MacDonald strongly defended proposed U.S. government assistance for the Alaska Highway project, arguing it was no different from various forms of risk-sharing by the public and private sectors in both the United States and Canada.

He said a marginal gas credit of 52 cents per million British thermal units coupled with a phaseout provision, a government loan guarantee and seven-year pipeline depreciation was based on existing precedents in both countries.

He dismissed attempts to equate the proposed level of assistance with a project subsidy, noting that the industry would receive only 16 percent of project discounted gas flow, while the U.S. government would collect 68 percent and the various Canadian governments 16 percent.

Capital the challenge

Brad Reese, senior vice president with Duke Energy and co-chief executive officer of Foothills Pipe Lines Ltd., said the greater challenge for both pipelines would be to raise the necessary capital.

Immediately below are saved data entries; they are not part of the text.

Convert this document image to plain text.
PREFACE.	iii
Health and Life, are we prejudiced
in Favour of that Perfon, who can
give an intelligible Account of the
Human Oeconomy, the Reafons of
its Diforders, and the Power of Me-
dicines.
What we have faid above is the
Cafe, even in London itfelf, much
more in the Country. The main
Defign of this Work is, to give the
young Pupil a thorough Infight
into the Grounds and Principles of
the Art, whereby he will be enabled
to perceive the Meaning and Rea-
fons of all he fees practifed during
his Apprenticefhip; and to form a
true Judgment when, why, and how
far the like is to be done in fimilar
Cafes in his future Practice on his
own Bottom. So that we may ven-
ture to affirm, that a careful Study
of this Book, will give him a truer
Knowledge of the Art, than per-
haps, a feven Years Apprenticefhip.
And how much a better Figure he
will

“We will need all the gas we can get from the Far North,” he said, describing the region as a linchpin of North American energy security.

“Both (projects) have to be done,” Reese said, adding that government incentives are a necessary element, as they have been with other frontier development. Without assistance, North American markets could face supply shortfalls, he warned.

Doug Black, an attorney with the Calgary firm of Fraser Milner Casgrain, told the conference that although the competition for capital is intense, it is more likely that an extremely complicated regulatory regime could stall Arctic resource development in Canada.

Based on his own experience, he said “it’s not money that sends people packing from the frontiers ... it is the inability to get through the regulatory and environmental regime,” given that there are separate regulators to deal with in both the Far North and the Canadian government.